Il nous semble important de rappeler à vos lecteurs que le fonctionnement d'une municipalité est régi par des règles qui se résument en un bureau municipal qui concrétise d'une manière pratique
le programme que nous avons présenté aux électeurs, des services municipaux qui font des propositions techniques aux élus et, suite aux orientations proposées, un débat en commissions pour
présentation et décision en conseil municipal.

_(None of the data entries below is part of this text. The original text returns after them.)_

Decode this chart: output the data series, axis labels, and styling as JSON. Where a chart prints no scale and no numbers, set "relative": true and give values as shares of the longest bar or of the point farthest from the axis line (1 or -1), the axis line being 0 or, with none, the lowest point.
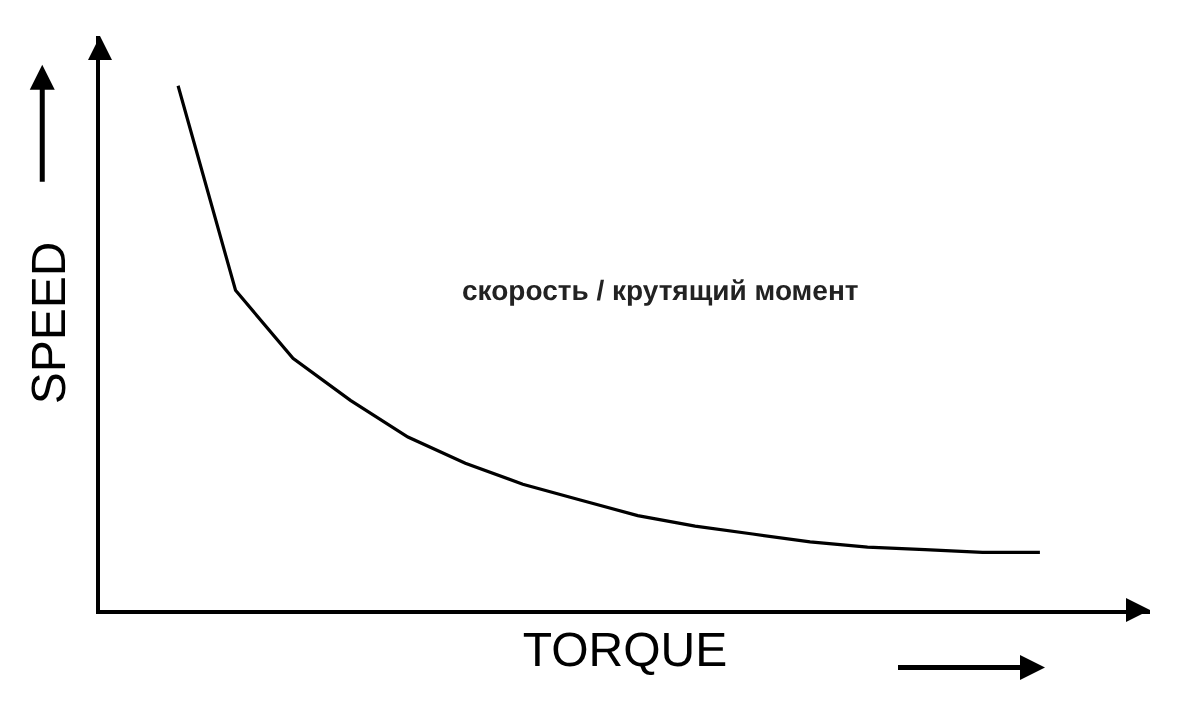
{
  "chart_data": {
    "type": "line",
    "xlabel": "TORQUE",
    "ylabel": "SPEED",
    "relative": true,
    "categories": [
      null,
      null,
      null,
      null,
      null,
      null,
      null,
      null,
      null,
      null,
      null,
      null,
      null,
      null,
      null,
      null
    ],
    "series": [
      {
        "color": "#000000",
        "values": [
          1.0,
          0.61,
          0.48,
          0.4,
          0.33,
          0.28,
          0.24,
          0.21,
          0.18,
          0.16,
          0.145,
          0.13,
          0.12,
          0.115,
          0.11,
          0.11
        ]
      }
    ],
    "annotations": [
      "скорость / крутящий момент"
    ],
    "marker": "none",
    "line_style": "solid"
  }
}
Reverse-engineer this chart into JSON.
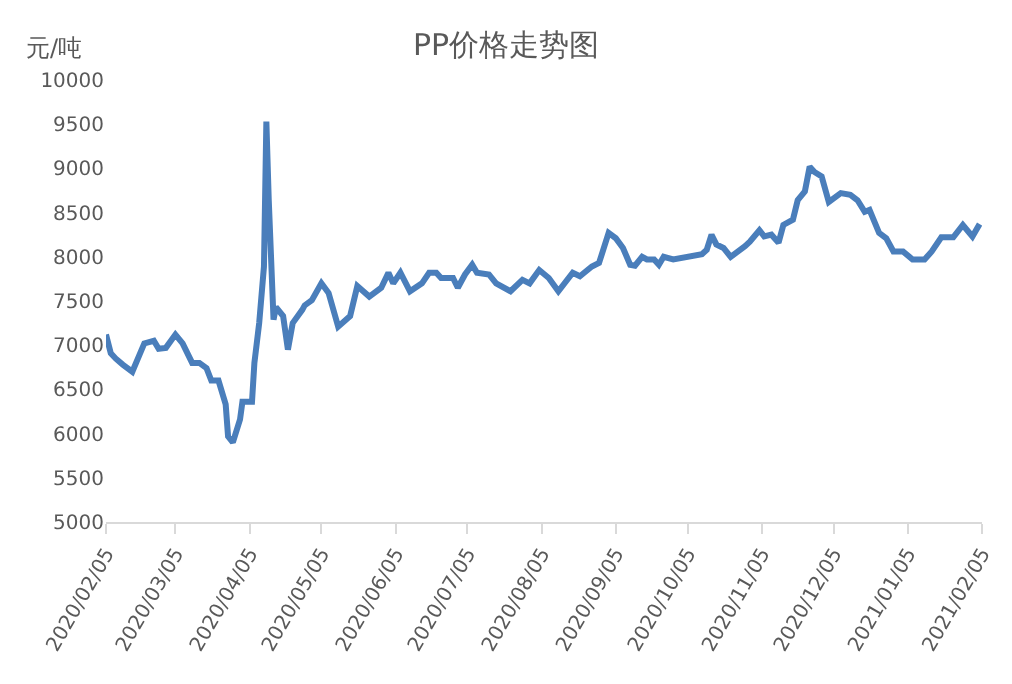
{
  "chart_data": {
    "type": "line",
    "title": "PP价格走势图",
    "ylabel": "元/吨",
    "x": [
      "2020-02-05",
      "2020-02-07",
      "2020-02-09",
      "2020-02-12",
      "2020-02-16",
      "2020-02-21",
      "2020-02-25",
      "2020-02-27",
      "2020-03-01",
      "2020-03-05",
      "2020-03-08",
      "2020-03-12",
      "2020-03-15",
      "2020-03-18",
      "2020-03-20",
      "2020-03-23",
      "2020-03-26",
      "2020-03-27",
      "2020-03-29",
      "2020-04-01",
      "2020-04-02",
      "2020-04-06",
      "2020-04-07",
      "2020-04-09",
      "2020-04-11",
      "2020-04-12",
      "2020-04-13",
      "2020-04-15",
      "2020-04-16",
      "2020-04-19",
      "2020-04-21",
      "2020-04-23",
      "2020-04-27",
      "2020-04-28",
      "2020-05-01",
      "2020-05-05",
      "2020-05-08",
      "2020-05-12",
      "2020-05-17",
      "2020-05-20",
      "2020-05-25",
      "2020-05-30",
      "2020-06-02",
      "2020-06-04",
      "2020-06-07",
      "2020-06-11",
      "2020-06-16",
      "2020-06-19",
      "2020-06-22",
      "2020-06-24",
      "2020-06-29",
      "2020-07-01",
      "2020-07-04",
      "2020-07-07",
      "2020-07-09",
      "2020-07-14",
      "2020-07-17",
      "2020-07-23",
      "2020-07-28",
      "2020-07-31",
      "2020-08-04",
      "2020-08-08",
      "2020-08-12",
      "2020-08-18",
      "2020-08-21",
      "2020-08-26",
      "2020-08-29",
      "2020-09-02",
      "2020-09-05",
      "2020-09-08",
      "2020-09-11",
      "2020-09-13",
      "2020-09-16",
      "2020-09-18",
      "2020-09-21",
      "2020-09-23",
      "2020-09-25",
      "2020-09-29",
      "2020-10-11",
      "2020-10-13",
      "2020-10-15",
      "2020-10-17",
      "2020-10-20",
      "2020-10-23",
      "2020-10-29",
      "2020-10-31",
      "2020-11-04",
      "2020-11-06",
      "2020-11-09",
      "2020-11-12",
      "2020-11-14",
      "2020-11-18",
      "2020-11-20",
      "2020-11-23",
      "2020-11-25",
      "2020-11-27",
      "2020-11-30",
      "2020-12-03",
      "2020-12-08",
      "2020-12-12",
      "2020-12-15",
      "2020-12-18",
      "2020-12-20",
      "2020-12-24",
      "2020-12-27",
      "2020-12-30",
      "2021-01-03",
      "2021-01-07",
      "2021-01-12",
      "2021-01-15",
      "2021-01-19",
      "2021-01-24",
      "2021-01-28",
      "2021-02-01",
      "2021-02-04"
    ],
    "series": [
      {
        "color": "#4a7ebb",
        "values": [
          7120,
          6910,
          6850,
          6780,
          6700,
          7020,
          7050,
          6960,
          6970,
          7120,
          7020,
          6800,
          6800,
          6740,
          6600,
          6600,
          6330,
          5970,
          5900,
          6160,
          6360,
          6360,
          6800,
          7250,
          7890,
          9530,
          8640,
          7290,
          7430,
          7330,
          6950,
          7250,
          7400,
          7450,
          7510,
          7700,
          7590,
          7210,
          7330,
          7670,
          7550,
          7650,
          7820,
          7700,
          7820,
          7610,
          7700,
          7820,
          7820,
          7760,
          7760,
          7650,
          7800,
          7910,
          7820,
          7800,
          7700,
          7610,
          7740,
          7700,
          7850,
          7760,
          7610,
          7820,
          7780,
          7890,
          7930,
          8270,
          8210,
          8100,
          7910,
          7900,
          8000,
          7970,
          7970,
          7910,
          8000,
          7970,
          8030,
          8080,
          8250,
          8140,
          8100,
          8000,
          8120,
          8170,
          8300,
          8230,
          8250,
          8160,
          8360,
          8420,
          8640,
          8740,
          9020,
          8960,
          8910,
          8620,
          8720,
          8700,
          8640,
          8510,
          8530,
          8270,
          8210,
          8060,
          8060,
          7970,
          7970,
          8060,
          8220,
          8220,
          8360,
          8230,
          8370
        ]
      }
    ],
    "xlim": [
      "2020-02-05",
      "2021-02-05"
    ],
    "xticks": [
      {
        "value": "2020-02-05",
        "label": "2020/02/05"
      },
      {
        "value": "2020-03-05",
        "label": "2020/03/05"
      },
      {
        "value": "2020-04-05",
        "label": "2020/04/05"
      },
      {
        "value": "2020-05-05",
        "label": "2020/05/05"
      },
      {
        "value": "2020-06-05",
        "label": "2020/06/05"
      },
      {
        "value": "2020-07-05",
        "label": "2020/07/05"
      },
      {
        "value": "2020-08-05",
        "label": "2020/08/05"
      },
      {
        "value": "2020-09-05",
        "label": "2020/09/05"
      },
      {
        "value": "2020-10-05",
        "label": "2020/10/05"
      },
      {
        "value": "2020-11-05",
        "label": "2020/11/05"
      },
      {
        "value": "2020-12-05",
        "label": "2020/12/05"
      },
      {
        "value": "2021-01-05",
        "label": "2021/01/05"
      },
      {
        "value": "2021-02-05",
        "label": "2021/02/05"
      }
    ],
    "ylim": [
      5000,
      10000
    ],
    "yticks": [
      5000,
      5500,
      6000,
      6500,
      7000,
      7500,
      8000,
      8500,
      9000,
      9500,
      10000
    ],
    "marker": "none",
    "line_style": "solid"
  }
}
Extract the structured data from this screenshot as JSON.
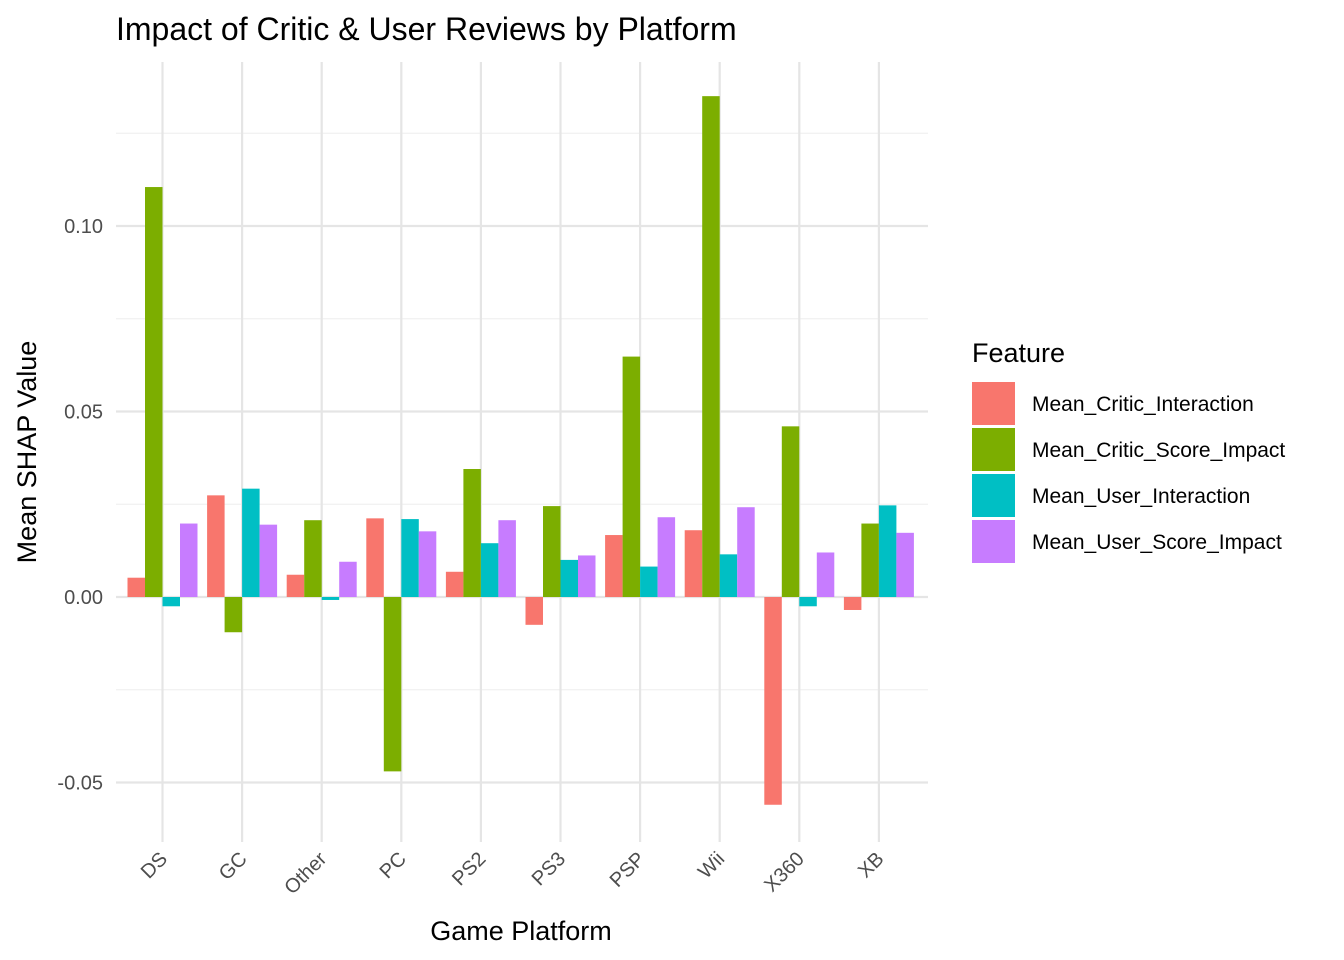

Peut-être ce fonctionnement a-t-il été mal compris. Quoi qu'il en soit nous avons présenté un programme à nos électeurs en 2008, ceux-ci nous ont fait confiance. Nous avons l'intention de le
mener à son terme même si la réalité quotidienne nous conduit quelquefois à faire des choix un peu différents, mais pour l'essentiel, c'est souvent pour des raisons de responsabilités par rapport
aux contribuables que nous prenons ces décisions.
Concernant les finances de la ville, il est bon de rappeler que Guipavas a un taux d'endettement faible, des finances saines, et une épargne nette d'un million d'euros par an en moyenne. Cette
situation nous permet d'envisager l'avenir avec sérénité.
Nous poursuivons donc notre travail, certes avec une équipe majoritaire restreinte, mais nous avons le devoir de répondre aux aspirations des guipavasiens qui nous ont fait confiance."